Rev\^etements \'etales et groupe fondamental (SGA 1)

TL;DR

This paper develops a foundational theory of the fundamental group in Algebraic Geometry, unifying the treatment of algebraic varieties and rings of integers in number fields from a Kronecker perspective.

Contribution

It introduces a unified approach to the fundamental group applicable to both algebraic varieties and rings of integers, bridging geometric and arithmetic contexts.

Findings

Establishes a common framework for fundamental groups in algebraic and arithmetic settings.

Provides foundational results linking geometric and number-theoretic structures.

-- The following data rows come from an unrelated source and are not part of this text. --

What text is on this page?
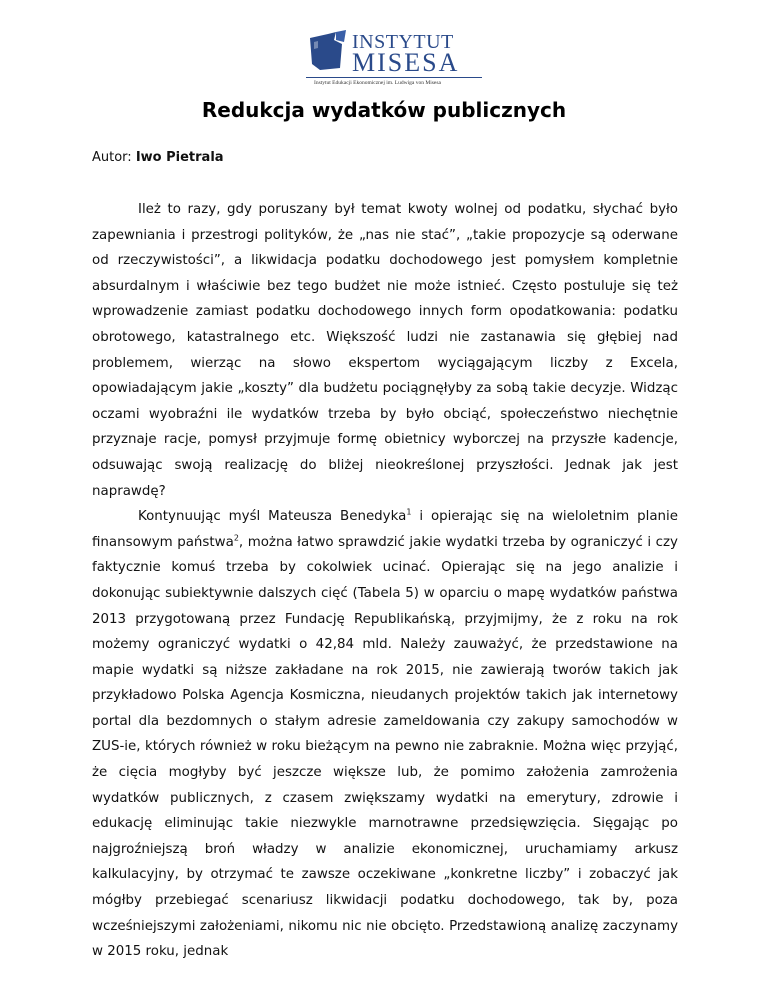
INSTYTUT
MISESA
Instytut Edukacji Ekonomicznej im. Ludwiga von Misesa
Redukcja wydatków publicznych
Autor: Iwo Pietrala

Ileż to razy, gdy poruszany był temat kwoty wolnej od podatku, słychać było zapewniania i przestrogi polityków, że „nas nie stać”, „takie propozycje są oderwane od rzeczywistości”, a likwidacja podatku dochodowego jest pomysłem kompletnie absurdalnym i właściwie bez tego budżet nie może istnieć. Często postuluje się też wprowadzenie zamiast podatku dochodowego innych form opodatkowania: podatku obrotowego, katastralnego etc. Większość ludzi nie zastanawia się głębiej nad problemem, wierząc na słowo ekspertom wyciągającym liczby z Excela, opowiadającym jakie „koszty” dla budżetu pociągnęłyby za sobą takie decyzje. Widząc oczami wyobraźni ile wydatków trzeba by było obciąć, społeczeństwo niechętnie przyznaje racje, pomysł przyjmuje formę obietnicy wyborczej na przyszłe kadencje, odsuwając swoją realizację do bliżej nieokreślonej przyszłości. Jednak jak jest naprawdę?

Kontynuując myśl Mateusza Benedyka$^1$ i opierając się na wieloletnim planie finansowym państwa$^2$, można łatwo sprawdzić jakie wydatki trzeba by ograniczyć i czy faktycznie komuś trzeba by cokolwiek ucinać. Opierając się na jego analizie i dokonując subiektywnie dalszych cięć (Tabela 5) w oparciu o mapę wydatków państwa 2013 przygotowaną przez Fundację Republikańską, przyjmijmy, że z roku na rok możemy ograniczyć wydatki o 42,84 mld. Należy zauważyć, że przedstawione na mapie wydatki są niższe zakładane na rok 2015, nie zawierają tworów takich jak przykładowo Polska Agencja Kosmiczna, nieudanych projektów takich jak internetowy portal dla bezdomnych o stałym adresie zameldowania czy zakupy samochodów w ZUS-ie, których również w roku bieżącym na pewno nie zabraknie. Można więc przyjąć, że cięcia mogłyby być jeszcze większe lub, że pomimo założenia zamrożenia wydatków publicznych, z czasem zwiększamy wydatki na emerytury, zdrowie i edukację eliminując takie niezwykle marnotrawne przedsięwzięcia. Sięgając po najgroźniejszą broń władzy w analizie ekonomicznej, uruchamiamy arkusz kalkulacyjny, by otrzymać te zawsze oczekiwane „konkretne liczby” i zobaczyć jak mógłby przebiegać scenariusz likwidacji podatku dochodowego, tak by, poza wcześniejszymi założeniami, nikomu nic nie obcięto. Przedstawioną analizę zaczynamy w 2015 roku, jednak
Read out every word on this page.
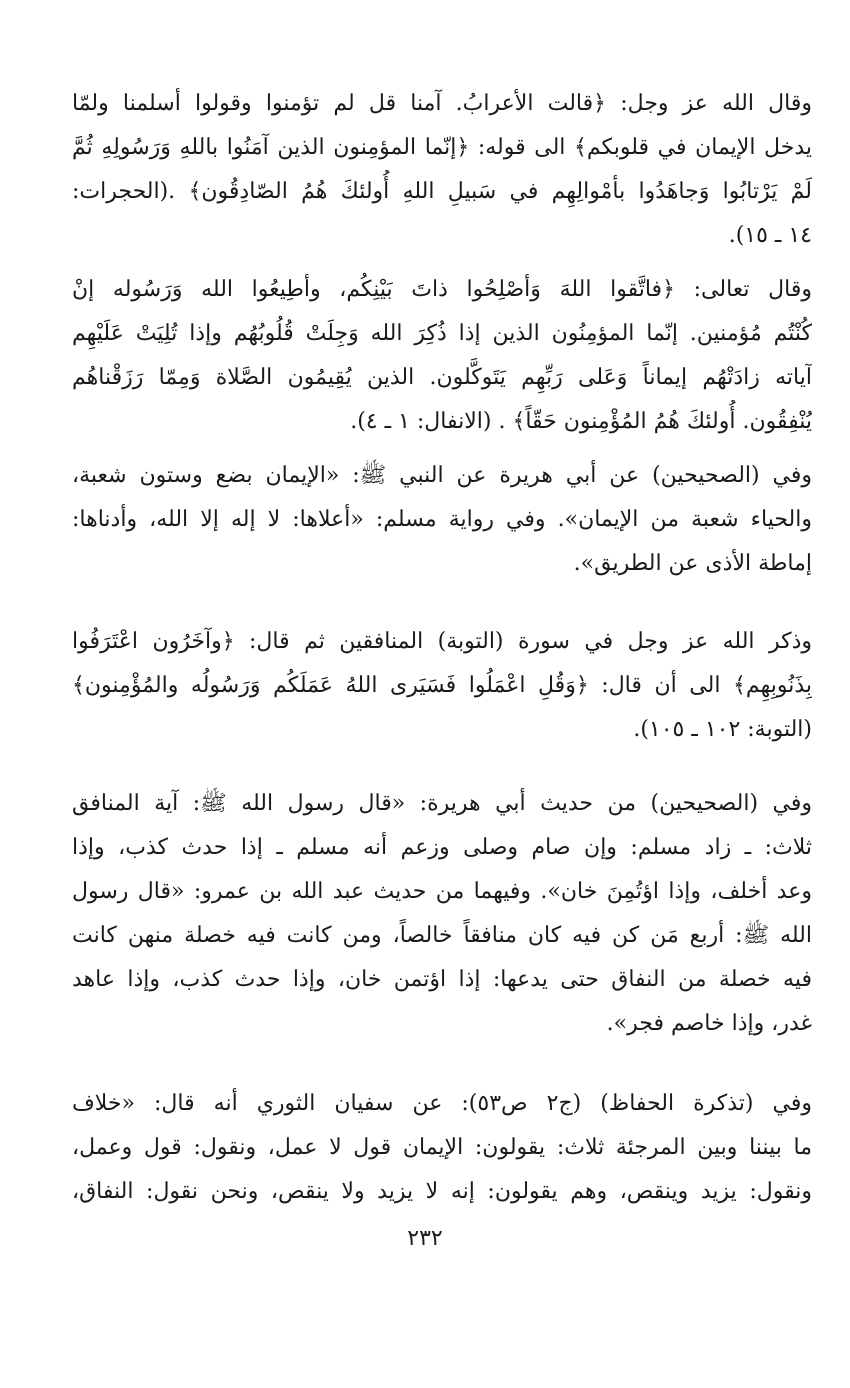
وقال الله عز وجل: ﴿قالت الأعرابُ. آمنا قل لم تؤمنوا وقولوا أسلمنا ولمّا
يدخل الإيمان في قلوبكم﴾ الى قوله: ﴿إنّما المؤمِنون الذين آمَنُوا باللهِ وَرَسُولِهِ ثُمَّ
لَمْ يَرْتابُوا وَجاهَدُوا بأمْوالِهِم في سَبيلِ اللهِ أُولئكَ هُمُ الصّادِقُون﴾ .(الحجرات:
١٤ ـ ١٥).
وقال تعالى: ﴿فاتَّقوا اللهَ وَأصْلِحُوا ذاتَ بَيْنِكُم، وأطِيعُوا الله وَرَسُوله إنْ
كُنْتُم مُؤمنين. إنّما المؤمِنُون الذين إذا ذُكِرَ الله وَجِلَتْ قُلُوبُهُم وإذا تُلِيَتْ عَلَيْهِم
آياته زادَتْهُم إيماناً وَعَلى رَبِّهِم يَتَوكَّلون. الذين يُقِيمُون الصَّلاة وَمِمّا رَزَقْناهُم
يُنْفِقُون. أُولئكَ هُمُ المُؤْمِنون حَقّاً﴾ . (الانفال: ١ ـ ٤).
وفي (الصحيحين) عن أبي هريرة عن النبي ﷺ: «الإيمان بضع وستون شعبة،
والحياء شعبة من الإيمان». وفي رواية مسلم: «أعلاها: لا إله إلا الله، وأدناها:
إماطة الأذى عن الطريق».
وذكر الله عز وجل في سورة (التوبة) المنافقين ثم قال: ﴿وآخَرُون اعْتَرَفُوا
بِذَنُوبِهِم﴾ الى أن قال: ﴿وَقُلِ اعْمَلُوا فَسَيَرى اللهُ عَمَلَكُم وَرَسُولُه والمُؤْمِنون﴾
(التوبة: ١٠٢ ـ ١٠٥).
وفي (الصحيحين) من حديث أبي هريرة: «قال رسول الله ﷺ: آية المنافق
ثلاث: ـ زاد مسلم: وإن صام وصلى وزعم أنه مسلم ـ إذا حدث كذب، وإذا
وعد أخلف، وإذا اؤتُمِنَ خان». وفيهما من حديث عبد الله بن عمرو: «قال رسول
الله ﷺ: أربع مَن كن فيه كان منافقاً خالصاً، ومن كانت فيه خصلة منهن كانت
فيه خصلة من النفاق حتى يدعها: إذا اؤتمن خان، وإذا حدث كذب، وإذا عاهد
غدر، وإذا خاصم فجر».
وفي (تذكرة الحفاظ) (ج٢ ص٥٣): عن سفيان الثوري أنه قال: «خلاف
ما بيننا وبين المرجئة ثلاث: يقولون: الإيمان قول لا عمل، ونقول: قول وعمل،
ونقول: يزيد وينقص، وهم يقولون: إنه لا يزيد ولا ينقص، ونحن نقول: النفاق،
٢٣٢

Lays groundwork for further exploration of fundamental groups in arithmetic geometry.

Abstract

Le texte pr\'esente les fondements d'une th\'eorie du groupe fondamental en G\'eom\'etrie Alg\'ebrique, dans le point de vue ``kroneckerien'' permettant de traiter sur le m\^eme pied le cas d'une vari\'et\'e alg\'ebrique au sens habituel, et celui d'un anneau des entiers d'un corps de nombres, par exemple. The text presents the foundations of a theory of the fundamental group in Algebraic Geometry from the Kronecker point of view, allowing one to treat on an equal footing the case of an algebraic variety in the usual sense, and that of the ring of integers in a number field, for instance.